Medikamente
Geschichte: Ärzte, Hebammen und Apotheker in der Nachkriegszeit
Die Geschichtswerkstatt der Volkshochschule in Lorch hat sich die Mühe gemacht, intensiv zu recherchieren und lud Ärzte und Hebammen der Nachkriegszeit zum zweiten Vortrag ein.
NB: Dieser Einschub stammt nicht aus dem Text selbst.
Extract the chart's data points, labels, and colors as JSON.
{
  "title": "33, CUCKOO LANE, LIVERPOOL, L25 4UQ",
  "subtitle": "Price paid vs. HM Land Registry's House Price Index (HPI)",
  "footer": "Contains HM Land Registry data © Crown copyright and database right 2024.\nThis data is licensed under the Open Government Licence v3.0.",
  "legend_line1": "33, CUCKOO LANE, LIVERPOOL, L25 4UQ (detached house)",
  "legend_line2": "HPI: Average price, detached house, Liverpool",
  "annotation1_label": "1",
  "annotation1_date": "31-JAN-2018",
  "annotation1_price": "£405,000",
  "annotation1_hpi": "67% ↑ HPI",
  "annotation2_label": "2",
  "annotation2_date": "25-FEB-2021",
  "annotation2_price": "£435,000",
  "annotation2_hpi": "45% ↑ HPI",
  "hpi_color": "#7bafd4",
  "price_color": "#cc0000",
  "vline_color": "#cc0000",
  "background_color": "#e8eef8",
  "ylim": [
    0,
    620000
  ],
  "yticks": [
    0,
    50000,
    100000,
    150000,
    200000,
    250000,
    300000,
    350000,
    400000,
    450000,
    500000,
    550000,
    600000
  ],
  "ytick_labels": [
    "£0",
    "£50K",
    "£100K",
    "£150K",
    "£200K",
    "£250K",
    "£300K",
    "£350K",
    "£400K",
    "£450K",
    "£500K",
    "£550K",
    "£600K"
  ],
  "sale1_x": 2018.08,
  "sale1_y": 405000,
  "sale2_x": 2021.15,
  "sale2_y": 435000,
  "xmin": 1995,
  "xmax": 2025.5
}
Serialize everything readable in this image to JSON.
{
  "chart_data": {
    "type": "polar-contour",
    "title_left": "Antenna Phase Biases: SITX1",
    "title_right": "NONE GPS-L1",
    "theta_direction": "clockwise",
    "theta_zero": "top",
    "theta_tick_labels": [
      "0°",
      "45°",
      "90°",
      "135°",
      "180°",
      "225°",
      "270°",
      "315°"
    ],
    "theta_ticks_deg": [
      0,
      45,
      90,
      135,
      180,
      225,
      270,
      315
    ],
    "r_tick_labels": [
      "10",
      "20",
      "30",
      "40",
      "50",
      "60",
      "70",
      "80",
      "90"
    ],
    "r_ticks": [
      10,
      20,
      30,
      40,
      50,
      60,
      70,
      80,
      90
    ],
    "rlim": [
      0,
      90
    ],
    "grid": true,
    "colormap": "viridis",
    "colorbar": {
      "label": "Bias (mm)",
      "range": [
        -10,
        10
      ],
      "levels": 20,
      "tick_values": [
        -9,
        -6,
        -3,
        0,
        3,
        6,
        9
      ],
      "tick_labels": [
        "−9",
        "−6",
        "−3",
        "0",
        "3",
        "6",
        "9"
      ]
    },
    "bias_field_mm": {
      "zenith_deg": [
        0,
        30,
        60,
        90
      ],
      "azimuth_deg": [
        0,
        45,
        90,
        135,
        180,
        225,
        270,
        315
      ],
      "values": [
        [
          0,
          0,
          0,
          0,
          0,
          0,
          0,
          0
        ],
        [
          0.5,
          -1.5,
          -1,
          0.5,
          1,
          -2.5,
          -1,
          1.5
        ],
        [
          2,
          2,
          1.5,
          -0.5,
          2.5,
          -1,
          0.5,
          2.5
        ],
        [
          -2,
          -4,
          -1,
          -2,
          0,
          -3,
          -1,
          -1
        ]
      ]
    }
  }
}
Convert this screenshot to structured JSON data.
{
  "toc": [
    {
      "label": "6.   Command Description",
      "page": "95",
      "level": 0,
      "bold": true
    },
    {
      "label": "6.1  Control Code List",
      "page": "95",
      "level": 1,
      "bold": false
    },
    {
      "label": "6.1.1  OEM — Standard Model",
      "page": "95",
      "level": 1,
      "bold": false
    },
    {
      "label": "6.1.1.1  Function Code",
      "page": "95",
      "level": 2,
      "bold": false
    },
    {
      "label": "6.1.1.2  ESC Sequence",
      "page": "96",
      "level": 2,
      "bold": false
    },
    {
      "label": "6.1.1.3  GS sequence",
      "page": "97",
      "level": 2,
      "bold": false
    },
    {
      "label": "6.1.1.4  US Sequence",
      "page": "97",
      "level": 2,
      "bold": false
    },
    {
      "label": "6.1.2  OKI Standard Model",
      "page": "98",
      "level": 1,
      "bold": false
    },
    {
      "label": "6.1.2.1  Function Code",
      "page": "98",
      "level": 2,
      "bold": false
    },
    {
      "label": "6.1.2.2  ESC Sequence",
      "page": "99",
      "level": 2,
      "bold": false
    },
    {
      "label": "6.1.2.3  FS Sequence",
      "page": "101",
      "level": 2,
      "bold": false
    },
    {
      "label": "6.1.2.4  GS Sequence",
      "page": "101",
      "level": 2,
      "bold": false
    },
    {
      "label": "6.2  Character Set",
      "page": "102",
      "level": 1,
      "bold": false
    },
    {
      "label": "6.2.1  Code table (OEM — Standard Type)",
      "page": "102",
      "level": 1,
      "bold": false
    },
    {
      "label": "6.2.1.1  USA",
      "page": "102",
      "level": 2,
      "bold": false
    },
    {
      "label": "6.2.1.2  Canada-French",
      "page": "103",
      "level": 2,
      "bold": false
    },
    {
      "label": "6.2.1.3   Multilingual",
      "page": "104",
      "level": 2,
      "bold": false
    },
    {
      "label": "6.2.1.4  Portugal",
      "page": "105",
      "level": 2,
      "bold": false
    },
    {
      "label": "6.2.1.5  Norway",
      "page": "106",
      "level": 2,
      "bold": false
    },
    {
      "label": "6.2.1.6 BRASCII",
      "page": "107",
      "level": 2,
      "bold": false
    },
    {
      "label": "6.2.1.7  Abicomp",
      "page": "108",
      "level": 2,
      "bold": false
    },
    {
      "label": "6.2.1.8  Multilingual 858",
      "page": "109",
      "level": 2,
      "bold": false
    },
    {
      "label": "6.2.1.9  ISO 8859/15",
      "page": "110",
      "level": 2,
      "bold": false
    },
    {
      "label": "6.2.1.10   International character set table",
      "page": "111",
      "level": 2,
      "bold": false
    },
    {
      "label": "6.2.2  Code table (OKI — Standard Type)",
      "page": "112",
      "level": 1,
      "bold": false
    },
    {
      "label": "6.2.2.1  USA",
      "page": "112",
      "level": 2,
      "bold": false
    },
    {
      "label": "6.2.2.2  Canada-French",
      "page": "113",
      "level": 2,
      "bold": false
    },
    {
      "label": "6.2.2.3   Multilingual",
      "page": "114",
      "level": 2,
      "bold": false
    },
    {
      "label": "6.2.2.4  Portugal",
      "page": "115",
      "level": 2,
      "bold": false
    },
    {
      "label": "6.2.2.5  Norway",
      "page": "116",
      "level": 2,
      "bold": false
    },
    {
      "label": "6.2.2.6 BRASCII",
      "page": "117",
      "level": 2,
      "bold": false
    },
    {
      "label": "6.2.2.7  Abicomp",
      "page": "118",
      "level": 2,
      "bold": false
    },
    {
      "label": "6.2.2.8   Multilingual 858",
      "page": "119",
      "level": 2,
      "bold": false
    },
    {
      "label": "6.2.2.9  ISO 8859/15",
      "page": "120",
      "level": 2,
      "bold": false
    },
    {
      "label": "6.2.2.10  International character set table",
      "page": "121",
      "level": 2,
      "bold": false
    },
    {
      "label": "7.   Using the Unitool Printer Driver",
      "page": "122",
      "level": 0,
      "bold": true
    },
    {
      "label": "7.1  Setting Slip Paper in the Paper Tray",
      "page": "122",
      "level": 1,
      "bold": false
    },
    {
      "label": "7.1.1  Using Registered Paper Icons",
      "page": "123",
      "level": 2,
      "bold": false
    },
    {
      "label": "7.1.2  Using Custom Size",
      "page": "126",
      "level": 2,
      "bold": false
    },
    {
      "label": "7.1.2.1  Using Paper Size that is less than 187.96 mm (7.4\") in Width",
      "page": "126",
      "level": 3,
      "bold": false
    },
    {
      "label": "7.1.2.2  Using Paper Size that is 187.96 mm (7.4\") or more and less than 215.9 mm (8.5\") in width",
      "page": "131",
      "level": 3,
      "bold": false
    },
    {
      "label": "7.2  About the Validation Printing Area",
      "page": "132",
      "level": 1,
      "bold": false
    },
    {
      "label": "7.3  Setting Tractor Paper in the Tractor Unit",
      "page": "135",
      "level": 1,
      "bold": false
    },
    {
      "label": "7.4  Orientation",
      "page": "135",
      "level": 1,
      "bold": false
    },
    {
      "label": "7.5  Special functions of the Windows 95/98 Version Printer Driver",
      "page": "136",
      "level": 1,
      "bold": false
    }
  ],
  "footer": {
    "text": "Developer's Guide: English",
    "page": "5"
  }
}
Manfred Schramm erklärte den zahlreichen Zuhörern die politische Situation von 1910 bis 1945. Angefangen vom Kaiserreich bis hin zum Nationalsozialismus. Er stellte die Bürgermeister der damaligen Zeit vor, unter anderem Wilhelm Scheufele, dem Vater der Ärztin Dr. Mletzko. Unter der Aufsicht der Amerikaner stehend, hatten die Bevölkerung und der Gemeinderat Angst, mit einer Lebensmittelknappheit rechnen zu müssen.
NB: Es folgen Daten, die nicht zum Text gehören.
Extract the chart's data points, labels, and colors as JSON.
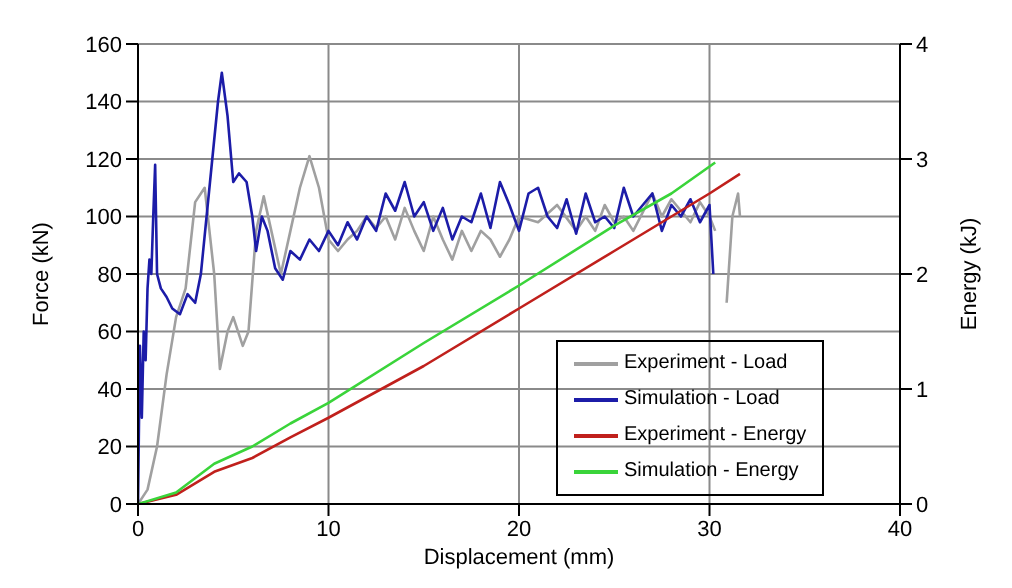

Über die ärztliche Versorgung in Lorch in der Nachkriegszeit berichtete Helga Spengler. In der Nachkriegszeit gab es dort vier Ärzte. Die Bezahlung vieler Ärzte viel zur damaligen Zeit meist in Naturalien aus, da die Bevölkerung so gut wie nichts hatte. Hausbesuche wurden mit dem Fahrrad getätigt bei Wind und Wetter, auch in umliegenden Gemeinden.
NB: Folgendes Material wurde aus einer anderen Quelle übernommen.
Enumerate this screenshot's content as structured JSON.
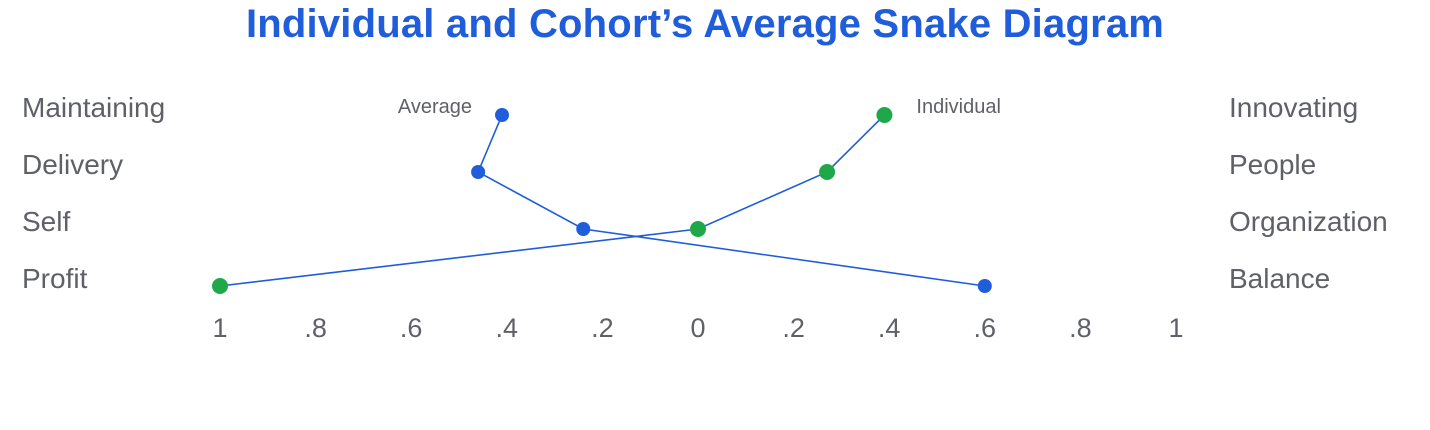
{
  "chart_data": {
    "type": "line",
    "title": "Individual and Cohort’s Average Snake Diagram",
    "left_categories": [
      "Maintaining",
      "Delivery",
      "Self",
      "Profit"
    ],
    "right_categories": [
      "Innovating",
      "People",
      "Organization",
      "Balance"
    ],
    "x_tick_labels": [
      "1",
      ".8",
      ".6",
      ".4",
      ".2",
      "0",
      ".2",
      ".4",
      ".6",
      ".8",
      "1"
    ],
    "xlim": [
      -1,
      1
    ],
    "series": [
      {
        "name": "Average",
        "color": "#1f5ddb",
        "values": [
          -0.41,
          -0.46,
          -0.24,
          0.6
        ]
      },
      {
        "name": "Individual",
        "color": "#1fa84a",
        "values": [
          0.39,
          0.27,
          0.0,
          -1.0
        ]
      }
    ]
  }
}
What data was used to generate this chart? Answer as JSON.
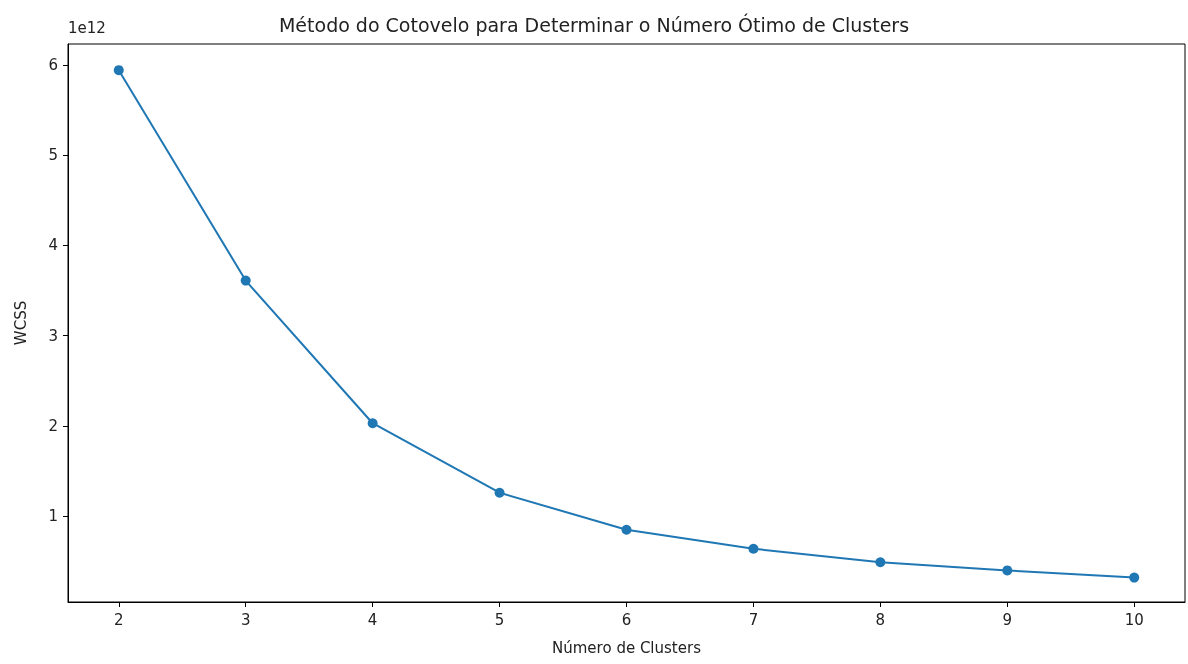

Dr. Knobloch war damals zuständig fürs Zähneziehen, Wunden nähen und leistet Geburtshilfe. Ein Arzt übernahm meist mehrere Gebiete der Medizin. Die Bedingungen waren im Allgemeinen chaotisch und man versuchte eben so gut es ging, alles zu organisieren. Eine Apothekerin zum Beispiel demonstrierte die Herstellung von Medikamenten und Tabletten mit uralten Geräten. Viele Fotos wurden gezeigt und alte Hausmittel erklärt.
An der Stelle muss man sich fragen, wie viele Ärzte heute noch mit dem Rad zum Patienten fahren!?